谁在岩石上留下刻痕

2025-04-08 10:37:20    来源: 天山网-新疆日报原创

  黄毅

  在我相识的艺术家中,多数人惯常于使用自己熟稔和拿手的表现方式来“说话”,搞音乐的人用他的旋律,搞舞蹈的人用他的舞姿,搞美术的人自然是画了,这本身是无可厚非的。但如果一个艺术家某一天采用了另外一种方式“说话”,其跨界之后的陌生感,是否还能够留住人们对他原初的印象?或者哪一种“口音”更容易打动人呢?陈丹青不就是一个最好的明证吗?喜欢他的《西藏组画》还是他的著书立说?当一个画家有了画笔之外的表达方式,是对自身的突围?或是不囿于现状?不满足已获取的认知,可能是最初的原动力,然而证明自己的方式有很多种,书写应该是最容易也最难的吧?那么,操弄一本书呢?

  隋立民是个画家,曾接受过正规系统的绘画训练,也从事过多年的习练与创作,在水彩画和油画间游走多年,不能说她的画已臻化境,或找寻到了属于自己独有的绘画语言,至少应该在新疆美术圈子里属于经常能见到作品的活跃画家,绘画的前景于她而言不一定能望得见底。那么,基于什么考量她要写一本关于新疆岩画的大书呢?写作显然不是她的强项,可偏偏却要为之,这不能不令人思忖。

  我在想,一个人的责任担当,是否会成为一种为艺术献祭的行为?新疆的大山大川,遍布着史前的岩画,而作为图画艺术的先导,它所具有的艺术启示和价值,是毋庸置疑的,那么一个并非此领域研究者的画家对它的研究,是否可称之为艺术的自觉?我又在想,假如是因为一个人的艺术创作步入了某个瓶颈,进入到了困惑期,百思不得其解又无法突破自我,找寻到新的路径,往往会折返到源头,探寻最初的艺术动因。就如同要搞明白我们是从哪里来的,进而才能知晓我们将去何方,这种探源式的艺术反思,往往潜伏着巨大的危险,要么沉溺其中难以自拔,要么因为窥破堂奥,忽然明了了艺术的真谛,大彻大悟,而对原先痴迷的艺术本体,兴味大减,甚至产生某种悔意。

  如果都不是,那是因为什么呢?须知,写一本关于新疆岩画研究方面的著作,不是凭着一时的冲动,或者想当然的艺术感悟就能轻易完成的,它需要写作者具有较为完备的知识储备,诸如地质学、气象学、环境学、考古学、历史学、艺术学、人类文化学、社会学、民族文化学、宗教学、材料学等,不一而足。更为重要的是,她要有极大的信心和耐心,不断提升自己的自信力,不断激励自己的行动力,方可完成这个工程。

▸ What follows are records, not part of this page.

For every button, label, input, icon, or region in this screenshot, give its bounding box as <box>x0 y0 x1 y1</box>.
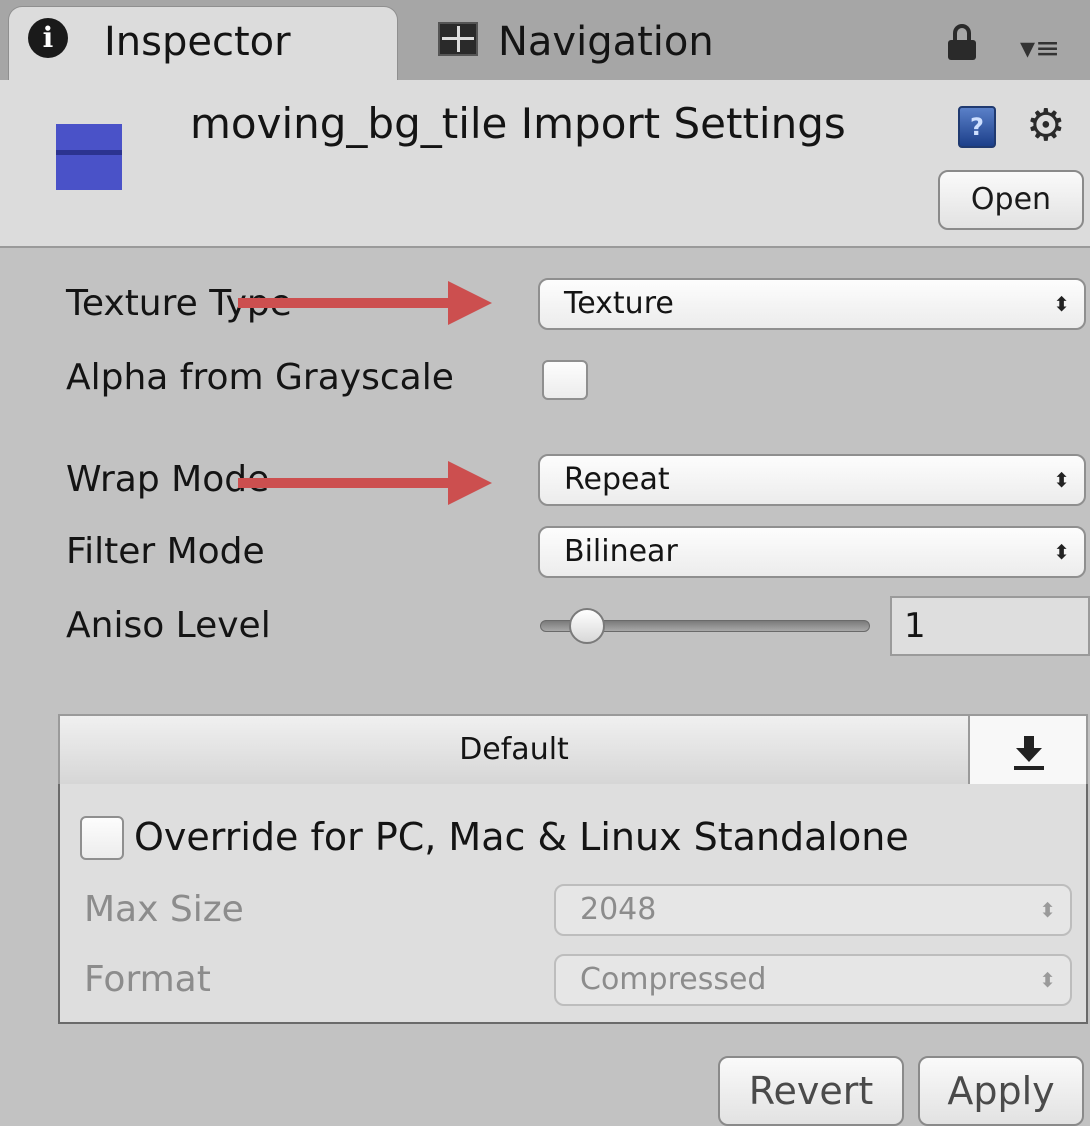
format-value: Compressed <box>580 962 767 997</box>
alpha-from-grayscale-checkbox[interactable] <box>542 360 588 400</box>
dropdown-arrows-icon: ⬍ <box>1039 968 1056 992</box>
wrap-mode-dropdown[interactable]: Repeat ⬍ <box>538 454 1086 506</box>
override-checkbox[interactable] <box>80 816 124 860</box>
page-title: moving_bg_tile Import Settings <box>190 99 846 148</box>
alpha-from-grayscale-label: Alpha from Grayscale <box>66 357 454 398</box>
format-label: Format <box>84 959 211 1000</box>
open-button[interactable]: Open <box>938 170 1084 230</box>
max-size-value: 2048 <box>580 892 657 927</box>
dropdown-arrows-icon: ⬍ <box>1039 898 1056 922</box>
tab-navigation-label[interactable]: Navigation <box>498 16 714 68</box>
gear-icon[interactable]: ⚙ <box>1026 104 1065 148</box>
texture-thumbnail <box>56 124 122 190</box>
info-icon: i <box>28 18 68 58</box>
texture-type-dropdown[interactable]: Texture ⬍ <box>538 278 1086 330</box>
annotation-arrow-shaft <box>238 298 452 308</box>
max-size-label: Max Size <box>84 889 244 930</box>
navmesh-icon <box>438 22 478 56</box>
revert-button[interactable]: Revert <box>718 1056 904 1126</box>
max-size-dropdown[interactable]: 2048 ⬍ <box>554 884 1072 936</box>
tab-default[interactable]: Default <box>60 716 968 784</box>
filter-mode-value: Bilinear <box>564 534 678 569</box>
tab-inspector-label[interactable]: Inspector <box>104 16 291 68</box>
texture-type-value: Texture <box>564 286 674 321</box>
format-dropdown[interactable]: Compressed ⬍ <box>554 954 1072 1006</box>
dropdown-arrows-icon: ⬍ <box>1053 468 1070 492</box>
lock-icon[interactable] <box>948 24 976 60</box>
filter-mode-label: Filter Mode <box>66 531 265 572</box>
filter-mode-dropdown[interactable]: Bilinear ⬍ <box>538 526 1086 578</box>
dropdown-arrows-icon: ⬍ <box>1053 292 1070 316</box>
download-icon-head <box>1016 748 1042 762</box>
wrap-mode-value: Repeat <box>564 462 670 497</box>
aniso-level-slider-thumb[interactable] <box>569 608 606 644</box>
download-icon-base <box>1014 766 1044 770</box>
annotation-arrow-head <box>448 281 492 325</box>
dropdown-arrows-icon: ⬍ <box>1053 540 1070 564</box>
aniso-level-label: Aniso Level <box>66 605 271 646</box>
apply-button[interactable]: Apply <box>918 1056 1084 1126</box>
help-book-icon[interactable]: ? <box>958 106 996 148</box>
texture-thumbnail-stripe <box>56 150 122 155</box>
aniso-level-field[interactable]: 1 <box>890 596 1090 656</box>
annotation-arrow-head <box>448 461 492 505</box>
menu-icon[interactable]: ▾≡ <box>1020 34 1060 64</box>
override-label: Override for PC, Mac & Linux Standalone <box>134 815 909 859</box>
tab-platform-standalone[interactable] <box>968 716 1086 784</box>
annotation-arrow-shaft <box>238 478 452 488</box>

  世界各国对岩画的研究由来已久,一些发达国家引领着研究潮流,且由此创立了不少学科。新疆的岩画研究肇始于20世纪60年代,一度中断,直至20世纪80年代初才恢复研究,而研究多从考古学角度出发,以田野调查、发现整理为主要研究方法,陆续出版了一些研究专著,在疆内外产生过一定影响。

  隋立民的研究,固然是要踩在前人的肩膀上,但必须独辟蹊径方能有所建树,这是一种探索亦是一种冒险,不唯此如何有乐趣与激情?她选择了从艺术学角度对新疆岩画的艺术属性、表现形式、审美特征与审美意义等方面入手,尤其注重探寻现代艺术对岩画艺术的借鉴价值,试图描摹出现代艺术与古老岩画融合的路径。

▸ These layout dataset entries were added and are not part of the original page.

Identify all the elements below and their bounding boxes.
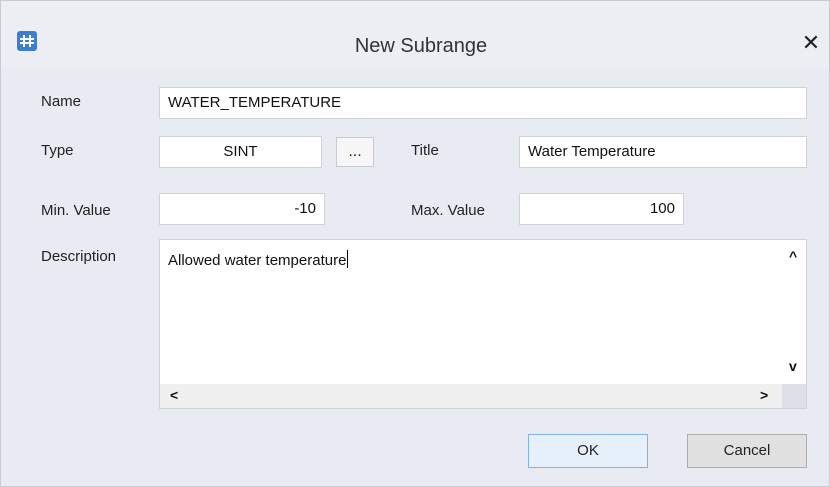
min-value-field[interactable]: -10 [159,193,325,225]
name-label: Name [41,93,82,110]
app-grid-icon [17,31,37,51]
horizontal-scrollbar[interactable]: < > [160,384,784,408]
max-value-label: Max. Value [411,202,485,219]
dialog-title: New Subrange [354,35,488,57]
scroll-down-icon[interactable]: v [789,358,797,374]
type-label: Type [41,142,74,159]
description-label: Description [41,248,117,265]
name-field[interactable]: WATER_TEMPERATURE [159,87,807,119]
description-value: Allowed water temperature [168,252,347,269]
browse-type-button[interactable]: ... [336,137,374,167]
text-caret [347,250,349,268]
scrollbar-corner [782,384,806,408]
max-value-field[interactable]: 100 [519,193,684,225]
description-textarea[interactable]: Allowed water temperature ^ v < > [159,239,807,409]
title-label: Title [411,142,439,159]
scroll-left-icon[interactable]: < [170,387,178,403]
type-field[interactable]: SINT [159,136,322,168]
cancel-button[interactable]: Cancel [687,434,807,468]
close-icon[interactable]: ✕ [799,31,823,55]
ok-button[interactable]: OK [528,434,648,468]
scroll-right-icon[interactable]: > [760,387,768,403]
scroll-up-icon[interactable]: ^ [789,248,797,264]
vertical-scrollbar[interactable]: ^ v [782,240,806,384]
min-value-label: Min. Value [41,202,111,219]
title-field[interactable]: Water Temperature [519,136,807,168]
description-text: Allowed water temperature [168,250,349,269]
new-subrange-dialog: New Subrange ✕ Name WATER_TEMPERATURE Ty… [0,0,830,487]
title-bar: New Subrange ✕ [1,1,829,69]
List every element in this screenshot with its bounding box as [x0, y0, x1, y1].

  岩画是人类先民约在4万年前,用石器在岩壁上刻磨下的生产生活场景,被誉为文字发明之前人类最早的“文献”,岩画其实也是一种石刻文化,人类祖先以石器为工具,以岩壁为画布,用粗犷、古朴、自然的方法——石刻,来描绘、记录他们的生产方式和生活内容及崇仰对象,属于人类早期文化现象,是人类先民跨越时空留给后人弥足珍贵的文化遗产。

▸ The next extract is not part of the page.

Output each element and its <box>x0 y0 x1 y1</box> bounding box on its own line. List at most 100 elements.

  新疆的三条超级大山脉,无疑决定了它是岩画的富集区,从这一方面来说,隋立民是幸运的。她以天山、阿勒泰山和昆仑山区域的岩画为研究对象,就决定了她占有大量丰富的其他地方的研究者不可能拥有的素材资源。田野调查、实地调研加上多学科研究成果和文献史料作为依据,进而对新疆岩画的艺术特征与审美形式进行系统的分析阐释。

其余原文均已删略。